I've known this guy *Greencard (I'm protecting the names of the fuckin idiotic just because I'm nice.) for about 3 months. I stay pretty busy because I like to stay busy. He'll always text me and say, so any plans for tonight? First of all, if you really wanted to spend any kind of time with me that didn't include the horizontal position, you would have called way ahead of time and tried to schedule some time. Secondly, why the hell are you texting me at 9 at night to see if I'm busy?? Really??? Greencard just text me asking if I had plan today and it's semi-early so I won't rip into him too bad, but when I say I do, he says......wait......wait for it....."i'll miss you tonight." ARE YOU FUCKING KIDDING ME?!?!?! I wanted to absolutely scream at my phone, but it's not my phone's fault so I take a deep breath and did what I do best: be a bitch. I sent him a text back that simply said I'm not the one. I'm not sure if he'll understand that but I'm really not the one!! I hate men that say what they think I want to hear. Most of my friends know that I'm not your average woman. Take what most woman like: flowers, cards, candy and toss all that shit out the fuckin window. Don't give me flowers because you fucked up or because you feel like you have to. I'll throw them away. I don't like candy so I'll just end up giving it away. I'd have so much more respect for a man that said, Hey Rae, I just wanna fuck. Not that I'm gonna fuck you, but at least you're honest and up front!! Fuckin A!!! Whisper sweet nothings in another bitch's ear cuz this one has heard it all already.

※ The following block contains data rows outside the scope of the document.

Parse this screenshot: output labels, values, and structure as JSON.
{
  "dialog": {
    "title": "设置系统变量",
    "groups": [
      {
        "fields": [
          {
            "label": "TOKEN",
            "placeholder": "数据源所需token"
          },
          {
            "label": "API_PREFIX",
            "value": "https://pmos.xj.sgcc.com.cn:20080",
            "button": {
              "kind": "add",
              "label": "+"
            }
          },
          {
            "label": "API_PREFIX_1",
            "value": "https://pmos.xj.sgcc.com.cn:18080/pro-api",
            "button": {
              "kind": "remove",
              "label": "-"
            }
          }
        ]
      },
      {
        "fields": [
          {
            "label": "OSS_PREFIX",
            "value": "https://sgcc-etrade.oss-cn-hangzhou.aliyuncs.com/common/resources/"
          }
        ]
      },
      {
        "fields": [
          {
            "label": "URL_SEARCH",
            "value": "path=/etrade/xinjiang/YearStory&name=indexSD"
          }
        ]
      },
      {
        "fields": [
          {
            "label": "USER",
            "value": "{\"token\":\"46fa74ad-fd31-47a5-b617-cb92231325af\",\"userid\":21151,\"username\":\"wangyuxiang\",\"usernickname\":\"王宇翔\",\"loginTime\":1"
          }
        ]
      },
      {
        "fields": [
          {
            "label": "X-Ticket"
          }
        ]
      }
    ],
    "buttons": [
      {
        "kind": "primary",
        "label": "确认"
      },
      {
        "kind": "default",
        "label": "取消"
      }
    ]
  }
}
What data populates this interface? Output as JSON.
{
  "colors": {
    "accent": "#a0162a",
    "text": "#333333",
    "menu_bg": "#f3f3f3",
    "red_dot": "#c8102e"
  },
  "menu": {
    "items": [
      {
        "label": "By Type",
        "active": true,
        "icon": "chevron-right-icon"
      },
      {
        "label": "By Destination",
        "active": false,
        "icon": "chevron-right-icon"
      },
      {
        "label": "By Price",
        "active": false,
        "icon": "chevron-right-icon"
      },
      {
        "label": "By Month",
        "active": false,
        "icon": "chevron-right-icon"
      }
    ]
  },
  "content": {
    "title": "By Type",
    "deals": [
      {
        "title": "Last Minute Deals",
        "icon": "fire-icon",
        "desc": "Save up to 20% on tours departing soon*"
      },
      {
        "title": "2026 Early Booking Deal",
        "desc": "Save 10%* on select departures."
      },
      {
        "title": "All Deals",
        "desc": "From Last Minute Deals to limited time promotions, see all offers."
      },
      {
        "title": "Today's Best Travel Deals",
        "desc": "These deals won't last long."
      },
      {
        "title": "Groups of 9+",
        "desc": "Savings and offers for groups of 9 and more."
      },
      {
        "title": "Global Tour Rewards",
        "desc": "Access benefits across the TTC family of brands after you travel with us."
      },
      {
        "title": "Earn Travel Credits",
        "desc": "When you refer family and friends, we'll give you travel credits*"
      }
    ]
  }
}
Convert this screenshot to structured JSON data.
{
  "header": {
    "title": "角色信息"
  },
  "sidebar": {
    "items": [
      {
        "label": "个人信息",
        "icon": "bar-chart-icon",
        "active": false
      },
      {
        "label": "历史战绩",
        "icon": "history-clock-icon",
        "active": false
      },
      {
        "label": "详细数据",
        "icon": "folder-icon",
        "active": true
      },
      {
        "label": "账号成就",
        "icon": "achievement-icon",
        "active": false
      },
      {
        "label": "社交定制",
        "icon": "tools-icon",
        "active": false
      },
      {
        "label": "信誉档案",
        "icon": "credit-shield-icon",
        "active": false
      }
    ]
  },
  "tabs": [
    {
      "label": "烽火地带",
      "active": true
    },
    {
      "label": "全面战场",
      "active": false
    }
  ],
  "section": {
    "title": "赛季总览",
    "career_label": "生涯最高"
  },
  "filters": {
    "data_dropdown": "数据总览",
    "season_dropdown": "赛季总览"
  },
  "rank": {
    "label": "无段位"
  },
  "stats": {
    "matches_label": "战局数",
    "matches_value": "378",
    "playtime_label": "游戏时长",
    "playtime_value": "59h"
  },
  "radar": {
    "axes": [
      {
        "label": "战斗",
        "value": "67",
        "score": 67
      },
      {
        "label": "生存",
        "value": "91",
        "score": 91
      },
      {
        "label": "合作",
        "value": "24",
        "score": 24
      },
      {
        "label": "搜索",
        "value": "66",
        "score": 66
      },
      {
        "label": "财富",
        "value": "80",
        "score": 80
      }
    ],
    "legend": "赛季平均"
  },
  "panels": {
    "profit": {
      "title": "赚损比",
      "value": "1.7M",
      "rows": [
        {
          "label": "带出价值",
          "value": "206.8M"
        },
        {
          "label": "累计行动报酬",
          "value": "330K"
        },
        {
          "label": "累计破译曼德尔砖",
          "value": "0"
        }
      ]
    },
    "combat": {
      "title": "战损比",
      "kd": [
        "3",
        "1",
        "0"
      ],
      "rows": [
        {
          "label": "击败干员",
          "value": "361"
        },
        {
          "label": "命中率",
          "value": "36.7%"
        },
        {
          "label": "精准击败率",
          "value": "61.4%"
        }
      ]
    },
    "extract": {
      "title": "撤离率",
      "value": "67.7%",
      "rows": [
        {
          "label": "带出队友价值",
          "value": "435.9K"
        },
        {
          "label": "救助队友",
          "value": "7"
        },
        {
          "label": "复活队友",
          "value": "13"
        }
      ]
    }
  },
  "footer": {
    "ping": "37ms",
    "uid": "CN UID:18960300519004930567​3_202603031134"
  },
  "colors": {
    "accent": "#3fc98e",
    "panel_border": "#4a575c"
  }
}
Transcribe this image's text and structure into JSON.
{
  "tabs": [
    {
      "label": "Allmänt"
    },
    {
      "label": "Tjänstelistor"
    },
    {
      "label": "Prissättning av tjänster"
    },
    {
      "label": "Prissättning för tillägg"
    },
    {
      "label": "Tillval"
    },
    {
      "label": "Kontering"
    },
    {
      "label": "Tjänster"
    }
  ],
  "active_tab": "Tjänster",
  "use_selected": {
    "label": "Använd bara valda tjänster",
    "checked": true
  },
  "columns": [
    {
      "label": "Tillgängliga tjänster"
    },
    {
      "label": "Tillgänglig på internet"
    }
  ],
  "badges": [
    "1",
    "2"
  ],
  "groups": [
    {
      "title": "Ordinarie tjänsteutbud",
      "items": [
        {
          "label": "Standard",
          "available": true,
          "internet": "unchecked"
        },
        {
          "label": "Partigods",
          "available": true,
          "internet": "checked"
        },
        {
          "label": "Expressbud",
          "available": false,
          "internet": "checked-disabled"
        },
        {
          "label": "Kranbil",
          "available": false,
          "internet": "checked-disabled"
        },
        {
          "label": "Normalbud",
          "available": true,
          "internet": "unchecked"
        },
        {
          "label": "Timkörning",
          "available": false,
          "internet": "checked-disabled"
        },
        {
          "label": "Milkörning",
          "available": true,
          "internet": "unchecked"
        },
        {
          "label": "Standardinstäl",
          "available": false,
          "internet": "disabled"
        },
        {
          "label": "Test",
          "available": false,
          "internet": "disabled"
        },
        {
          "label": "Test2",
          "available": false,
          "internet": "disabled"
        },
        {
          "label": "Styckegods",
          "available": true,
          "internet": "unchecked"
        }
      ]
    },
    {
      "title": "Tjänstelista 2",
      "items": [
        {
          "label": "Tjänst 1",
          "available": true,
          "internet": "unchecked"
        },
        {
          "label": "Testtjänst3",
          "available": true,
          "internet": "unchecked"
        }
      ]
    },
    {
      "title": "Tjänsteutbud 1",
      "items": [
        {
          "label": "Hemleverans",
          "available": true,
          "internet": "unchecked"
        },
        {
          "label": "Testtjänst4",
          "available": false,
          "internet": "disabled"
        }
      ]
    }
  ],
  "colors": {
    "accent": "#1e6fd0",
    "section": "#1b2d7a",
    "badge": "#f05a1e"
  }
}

Now let's talk about the *Baby. This fool is like 19 years old and thinks he can "holla" at someone like me. Again....REALLY??? What could you possibly have that I want or need?? Come on!!! He constantly texts me, and I don't ever answer them. Why hasn't he gotten the fuckin hint? How many times can I say, I don't want anything from you?? I honestly think he's masochistic. This fool never gets answered back, he always gets sent to vm, yet he is still persistant!!! Say it with me....EW!!!

I'm just fed up and like my friend Nate said, I really sometimes wonder why I even try anymore! I want a cross of Edward with a dash of Derek. Someone who is going to take the time to get to know me.......does that exist anymore??

Monday, October 13, 2008

Ahhhh

So I somehow stumbled upon Blogger.....I'm not really sure how, either. Am I ready to post all my thoughts online for the world to see?